As I read some of these sentences, true in every detail as they are, I cannot help smiling. For it was no “bombardment” that took place on our left all day; it was merely the Germans potting one of our trench-mortar positions! And Trafalgar Square was really very quiet, that first time in. But what I notice most is the way in which I record the fall of individual canisters and rifle grenades, even if they were twenty yards away! Never a six days in, latterly, that we did not have to clear Old Kent Road and Watling Street two or three times; and we used to fire off a hundred rifle grenades a day very often, and received as many in return always. And the record of casualties one did not keep. We were lucky, it is true. Once, and once only, after, did “B” Company go in and come out without a casualty. Those first two days in Maple Redoubt, when “everything was quiet,” were the most deceitful harbingers of the future that could have been imagined. “Why long faces?” I could write. The Manchesters had a ruder but a truer introduction to the Bois Français trenches, and especially to Maple Redoubt. For the dug-outs were abominable; not one was shell-proof; and there was no parados or traverse for a hundred and fifty yards. The truth of the matter was that these trenches had been some of the quietest in the line; for some reason or other, when our Division took them over, they immediately changed face about, and took upon themselves the task of growing in a steady relentless crescendo into one of the hottest sectors in the line.
On the 22nd of February the Germans raided our trenches on the left opposite Fricourt. They did not get much change out of it. I can remember at least four raids close on our left or right during those four months; they never actually came over on our front, but we usually came in for the bombardment. The plan is to isolate the sector to be raided by an intense bombardment on that sector, and on the sectors on each side; to “lift” the barrage, or curtain of fire, at a given moment off the front line of the sector raided “what time” (as the old phrase goes) they come over, enter the trench, if they can, make a few prisoners, and get back quickly. All the while the sectors to right and left are being bombarded heavily. It was this isolating bombardment that our front line was receiving, while we were left unmolested in 71 North. All this I did not know at the time. Here is my record of it.

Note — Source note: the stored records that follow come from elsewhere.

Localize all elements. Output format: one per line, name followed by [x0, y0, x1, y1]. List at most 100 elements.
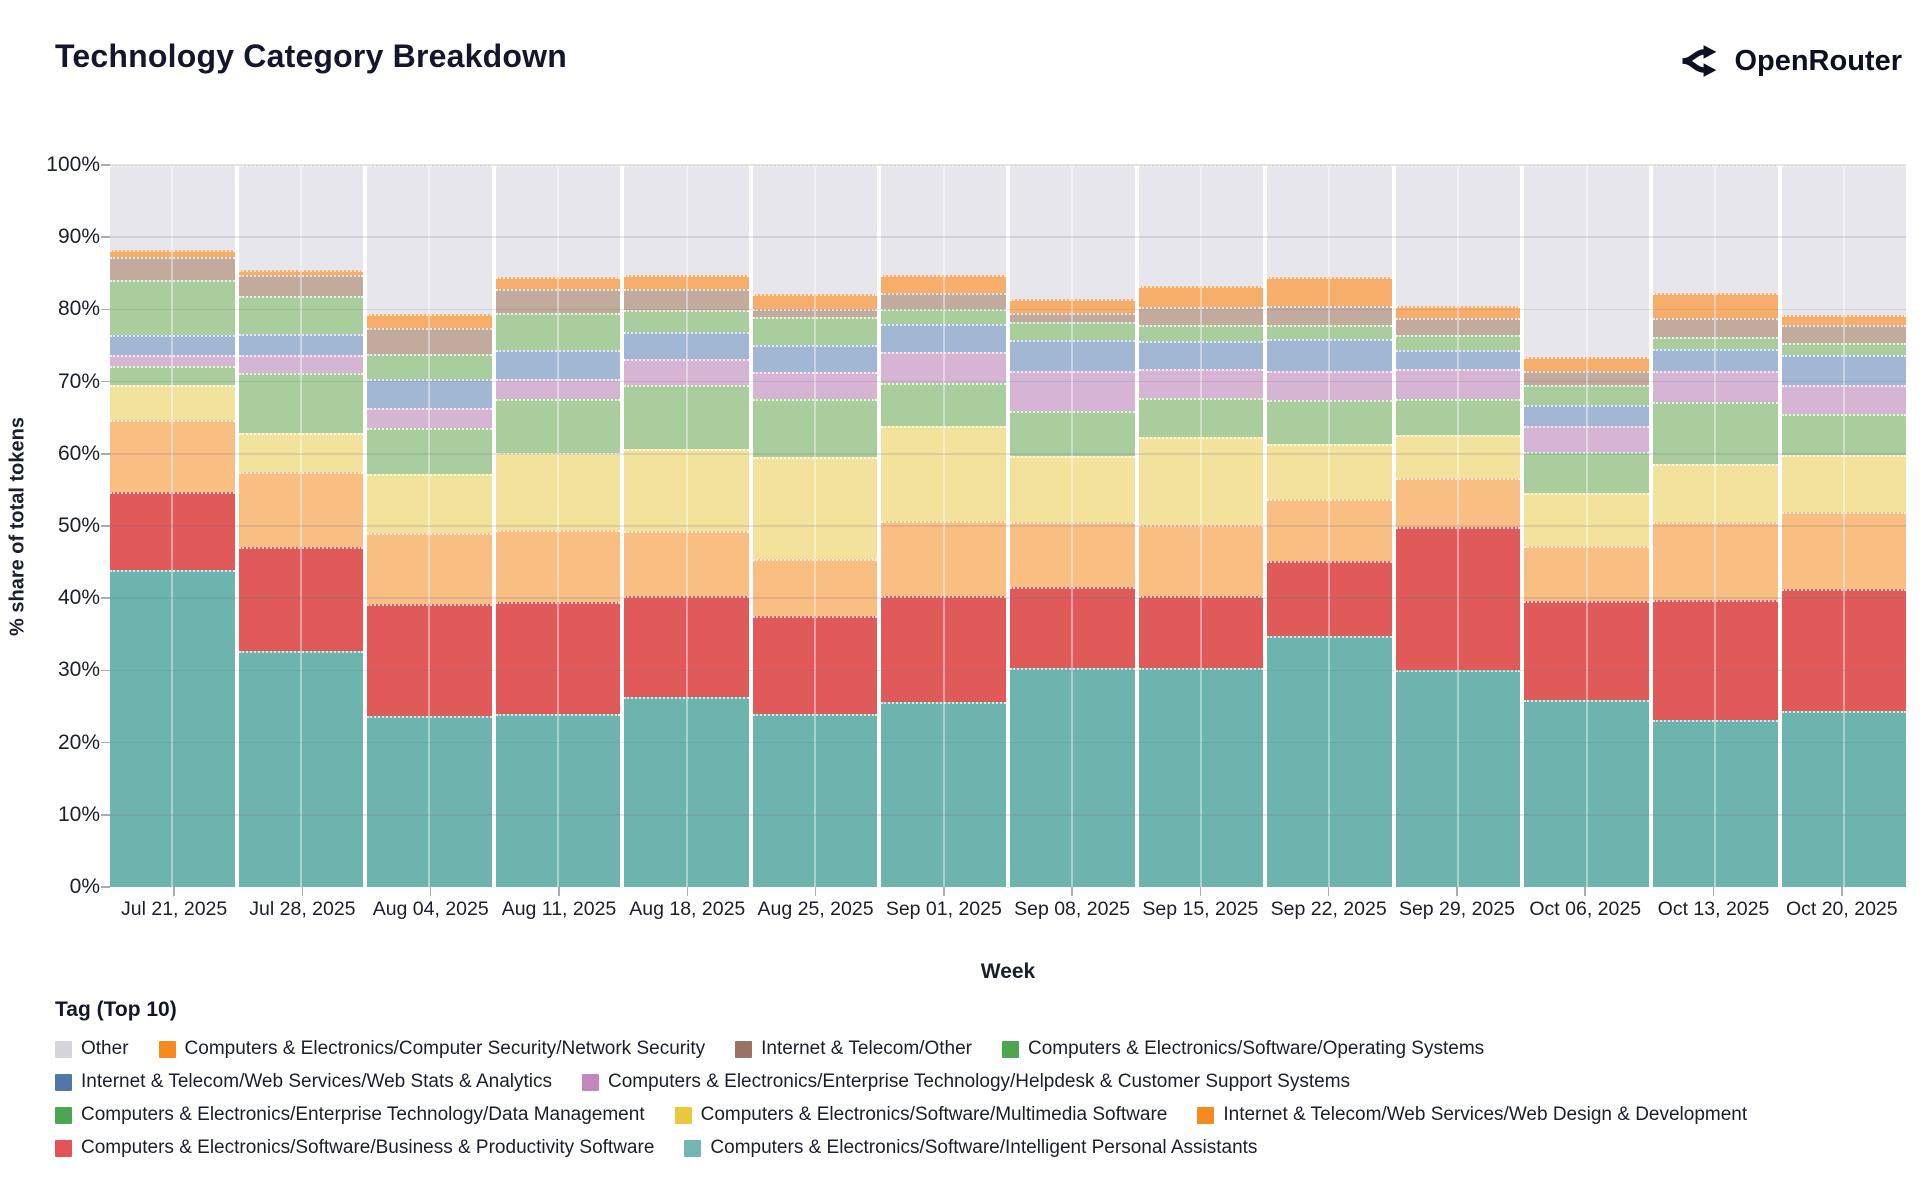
- bar-segment[interactable]: [1267, 635, 1392, 887]
- bar-segment[interactable]: [1395, 435, 1521, 478]
- bar-segment[interactable]: [1138, 524, 1264, 597]
- bar-segment[interactable]: [624, 288, 749, 311]
- bar-segment[interactable]: [495, 453, 621, 531]
- bar-segment[interactable]: [1652, 349, 1778, 371]
- bar-segment[interactable]: [881, 165, 1007, 275]
- bar-segment[interactable]: [1138, 341, 1264, 370]
- bar-segment[interactable]: [1524, 384, 1649, 406]
- bar-segment[interactable]: [624, 358, 749, 385]
- bar-segment[interactable]: [1138, 325, 1264, 342]
- bar-segment[interactable]: [367, 603, 492, 716]
- bar-segment[interactable]: [1781, 342, 1907, 355]
- bar-segment[interactable]: [367, 327, 492, 354]
- bar-segment[interactable]: [1138, 369, 1264, 399]
- bar-segment[interactable]: [1524, 546, 1649, 602]
- bar-segment[interactable]: [1781, 710, 1907, 887]
- bar-segment[interactable]: [1781, 414, 1907, 455]
- bar-segment[interactable]: [495, 276, 621, 289]
- bar-segment[interactable]: [1138, 285, 1264, 308]
- bar-segment[interactable]: [881, 383, 1007, 427]
- bar-segment[interactable]: [367, 313, 492, 328]
- bar-segment[interactable]: [624, 331, 749, 359]
- legend-item[interactable]: Other: [55, 1038, 129, 1060]
- legend-item[interactable]: Computers & Electronics/Software/Operati…: [1001, 1038, 1484, 1060]
- bar-segment[interactable]: [1010, 667, 1135, 887]
- bar-segment[interactable]: [1781, 314, 1907, 326]
- bar-segment[interactable]: [1652, 336, 1778, 350]
- bar-segment[interactable]: [110, 365, 235, 385]
- bar-segment[interactable]: [1395, 527, 1521, 671]
- bar-segment[interactable]: [1781, 325, 1907, 343]
- bar-segment[interactable]: [367, 715, 492, 887]
- bar-segment[interactable]: [1267, 400, 1392, 444]
- bar-segment[interactable]: [1267, 305, 1392, 325]
- bar-segment[interactable]: [110, 384, 235, 420]
- bar-segment[interactable]: [110, 279, 235, 335]
- bar-segment[interactable]: [495, 313, 621, 350]
- bar-segment[interactable]: [1524, 370, 1649, 385]
- bar-segment[interactable]: [238, 165, 364, 271]
- bar-segment[interactable]: [495, 530, 621, 602]
- bar-segment[interactable]: [110, 492, 235, 571]
- bar-segment[interactable]: [1652, 720, 1778, 887]
- bar-segment[interactable]: [881, 323, 1007, 353]
- bar-segment[interactable]: [752, 316, 878, 345]
- bar-segment[interactable]: [238, 295, 364, 334]
- bar-segment[interactable]: [1781, 384, 1907, 415]
- bar-segment[interactable]: [495, 349, 621, 379]
- bar-segment[interactable]: [881, 274, 1007, 293]
- bar-segment[interactable]: [367, 379, 492, 409]
- bar-segment[interactable]: [752, 308, 878, 317]
- bar-segment[interactable]: [1781, 165, 1907, 315]
- bar-segment[interactable]: [1395, 349, 1521, 369]
- bar-segment[interactable]: [881, 308, 1007, 324]
- bar-segment[interactable]: [1781, 454, 1907, 513]
- bar-segment[interactable]: [1524, 452, 1649, 493]
- bar-segment[interactable]: [752, 372, 878, 399]
- bar-segment[interactable]: [1652, 401, 1778, 464]
- bar-segment[interactable]: [110, 249, 235, 258]
- bar-segment[interactable]: [110, 257, 235, 280]
- legend-item[interactable]: Computers & Electronics/Computer Securit…: [158, 1038, 705, 1060]
- bar-segment[interactable]: [881, 292, 1007, 309]
- bar-segment[interactable]: [1138, 307, 1264, 326]
- bar-segment[interactable]: [1395, 318, 1521, 335]
- bar-segment[interactable]: [495, 165, 621, 277]
- bar-segment[interactable]: [1652, 165, 1778, 293]
- legend-item[interactable]: Internet & Telecom/Web Services/Web Stat…: [55, 1071, 552, 1093]
- bar-segment[interactable]: [1138, 596, 1264, 669]
- bar-segment[interactable]: [881, 520, 1007, 597]
- bar-segment[interactable]: [238, 372, 364, 433]
- bar-segment[interactable]: [1138, 668, 1264, 887]
- bar-segment[interactable]: [752, 165, 878, 294]
- bar-segment[interactable]: [1010, 370, 1135, 412]
- bar-segment[interactable]: [1010, 322, 1135, 340]
- bar-segment[interactable]: [238, 354, 364, 373]
- bar-segment[interactable]: [1138, 398, 1264, 438]
- bar-segment[interactable]: [495, 398, 621, 454]
- bar-segment[interactable]: [1652, 463, 1778, 523]
- bar-segment[interactable]: [495, 713, 621, 887]
- bar-segment[interactable]: [1010, 339, 1135, 371]
- bar-segment[interactable]: [495, 288, 621, 314]
- bar-segment[interactable]: [238, 546, 364, 651]
- bar-segment[interactable]: [752, 398, 878, 457]
- bar-segment[interactable]: [238, 432, 364, 472]
- bar-segment[interactable]: [1652, 292, 1778, 319]
- bar-segment[interactable]: [110, 165, 235, 250]
- bar-segment[interactable]: [752, 559, 878, 617]
- bar-segment[interactable]: [1524, 700, 1649, 887]
- legend-item[interactable]: Computers & Electronics/Software/Busines…: [55, 1137, 654, 1159]
- bar-segment[interactable]: [881, 596, 1007, 703]
- legend-item[interactable]: Computers & Electronics/Enterprise Techn…: [582, 1071, 1350, 1093]
- bar-segment[interactable]: [624, 310, 749, 332]
- bar-segment[interactable]: [624, 448, 749, 532]
- bar-segment[interactable]: [624, 274, 749, 289]
- bar-segment[interactable]: [1010, 313, 1135, 323]
- bar-segment[interactable]: [1652, 600, 1778, 721]
- bar-segment[interactable]: [367, 532, 492, 604]
- bar-segment[interactable]: [1010, 299, 1135, 314]
- bar-segment[interactable]: [1524, 165, 1649, 358]
- bar-segment[interactable]: [1781, 512, 1907, 589]
- bar-segment[interactable]: [1524, 601, 1649, 701]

“25 Feb., 1916. It is snowing hard. We are in a very comfortable tubular dug-out in 71 North. This dug-out is the latest pattern, being on the twopenny-tube model; very warm, and free from draughts. It is not shell-proof, but then shells never seem to come near here.
Let me try and record the raid on our left on the 22nd, before I forget it.
The Manchesters were in the front line and Maple Redoubt. During the afternoon the Boche started putting heavies on to Maple Redoubt, and the corner of Canterbury Avenue. ‘Bad luck on the Manchesters again,’ we all agreed—and turned in for tea. There was a wonderful good fire going.
‘By Jove, they are going it,’ I said, as we sat down and Gray brought in the teapot. Thud! Thud! Thud—thud! We simply had to go out and watch. Regular coal-boxes, sending up great columns of mud, and splinters humming and splashing right over us, a good hundred yards or more. ‘Better keep inside,’ from Dixon.
We had tea, and things seemed to quiet down.
Then about six o’clock the bombardment got louder, and our guns woke up like fun. ‘Vee-bm ... vee-bm’ from our whizz-bangs going over, and then the machine-guns began on our left. Simultaneously, in came Richards (Dixon’s servant) with an excited air. ‘Gas,’ he exclaimed. Instinctively, I felt for my gas helmet. Meanwhile Dixon had gone outside. ‘Absurd,’ he said in a quiet voice. ‘The wind’s wrong. Who brought that message?’